Montreux statt Interlaken, Anfang September statt Ende Mai: Corona-bedingt musste das Swiss Economic Forum (SEF) seine zweitägige, wie immer restlos ausverkaufte Veranstaltung örtlich und zeitlich verschieben. Doch das passte nicht allen 1350 Interessierten, die sich eingeschrieben und bereits ihre Teilnahmegebühr von 1980 Franken einbezahlt hatten.

Ein Teil forderte das Geld zurück – und musste sich dann in Geduld üben. «Nach mehrmaligem Nachfassen wurde uns das Geld dann endlich gutgeschrieben», heisst es etwa aus einer Kleinstfirma.

Verärgert ist auch ein anderer Unternehmer, der für die übers SEF gebuchte Übernachtung im «Victoria-Jungfrau» einen Voucher erhielt. SEF-Marketingchef Tom Rieder wehrt sich gegen die Vorwürfe: «Wir waren enorm kulant», sagt er und verweist darauf, dass sie alle Teilnahmegebühren zurückerstattet hätten, obwohl sie laut den Allgemeinen Geschäftsbedingungen (AGB) nicht dazu verpflichtet gewesen wären.

Hotels zeigen sich weniger kulant

Komplizierter ist die Situation bei den Hotels.
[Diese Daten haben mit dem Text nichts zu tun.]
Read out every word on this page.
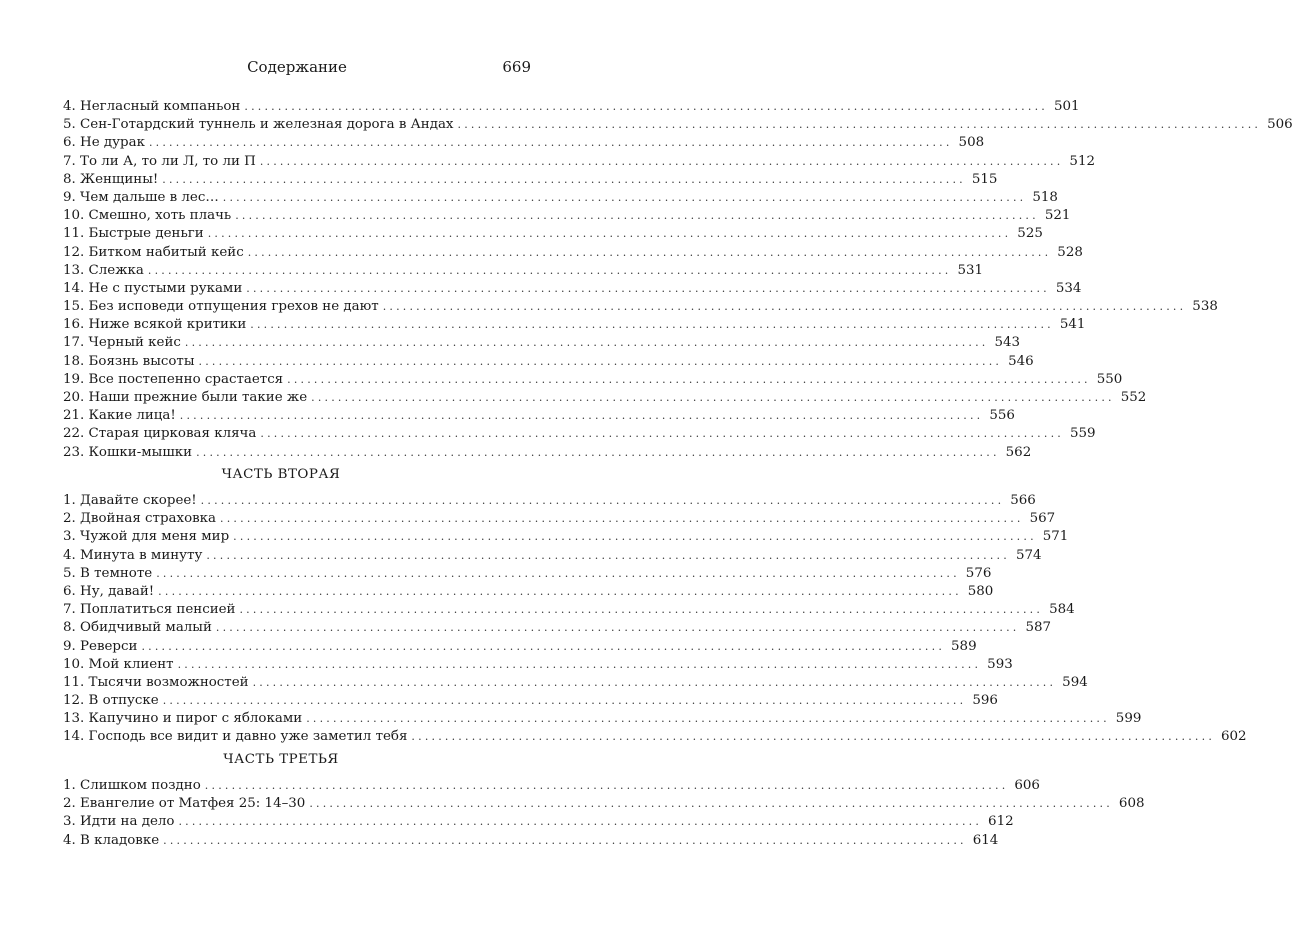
Содержание	669
4. Негласный компаньон ........................................................................................................................ 501
5. Сен-Готардский туннель и железная дорога в Андах ........................................................................................................................ 506
6. Не дурак ........................................................................................................................ 508
7. То ли А, то ли Л, то ли П ........................................................................................................................ 512
8. Женщины! ........................................................................................................................ 515
9. Чем дальше в лес… ........................................................................................................................ 518
10. Смешно, хоть плачь ........................................................................................................................ 521
11. Быстрые деньги ........................................................................................................................ 525
12. Битком набитый кейс ........................................................................................................................ 528
13. Слежка ........................................................................................................................ 531
14. Не с пустыми руками ........................................................................................................................ 534
15. Без исповеди отпущения грехов не дают ........................................................................................................................ 538
16. Ниже всякой критики ........................................................................................................................ 541
17. Черный кейс ........................................................................................................................ 543
18. Боязнь высоты ........................................................................................................................ 546
19. Все постепенно срастается ........................................................................................................................ 550
20. Наши прежние были такие же ........................................................................................................................ 552
21. Какие лица! ........................................................................................................................ 556
22. Старая цирковая кляча ........................................................................................................................ 559
23. Кошки-мышки ........................................................................................................................ 562
ЧАСТЬ ВТОРАЯ
1. Давайте скорее! ........................................................................................................................ 566
2. Двойная страховка ........................................................................................................................ 567
3. Чужой для меня мир ........................................................................................................................ 571
4. Минута в минуту ........................................................................................................................ 574
5. В темноте ........................................................................................................................ 576
6. Ну, давай! ........................................................................................................................ 580
7. Поплатиться пенсией ........................................................................................................................ 584
8. Обидчивый малый ........................................................................................................................ 587
9. Реверси ........................................................................................................................ 589
10. Мой клиент ........................................................................................................................ 593
11. Тысячи возможностей ........................................................................................................................ 594
12. В отпуске ........................................................................................................................ 596
13. Капучино и пирог с яблоками ........................................................................................................................ 599
14. Господь все видит и давно уже заметил тебя ........................................................................................................................ 602
ЧАСТЬ ТРЕТЬЯ
1. Слишком поздно ........................................................................................................................ 606
2. Евангелие от Матфея 25: 14–30 ........................................................................................................................ 608
3. Идти на дело ........................................................................................................................ 612
4. В кладовке ........................................................................................................................ 614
Gemäss AGB hätte das SEF die Stornokosten weiterverrechnen können, wie Rieder betont. «Wir haben hier lange mit den Hotels verhandelt und letztlich die Kosten übernommen, wo uns die Hotels nicht entgegengekommen sind.»

Die Teilnehmer, die im «Victoria-Jungfrau» ein Zimmer gebucht hätten, seien angefragt worden, ob sie auch aus Solidarität zum SEF freiwillig einen Gutschein beziehen würden anstelle der Rückerstattung.

Auch so ausverkauft

Trotz Verschiebung: Das SEF bleibt begehrt. Es sei ausverkauft, sagt Rieder. Die definitive Teilnehmerzahl ist aber noch unklar. Sie hängt davon ab, ob der Bund die 1000-Personen-Regel lockert – und davon, ob der Kanton Waadt sie nicht wieder verschärft.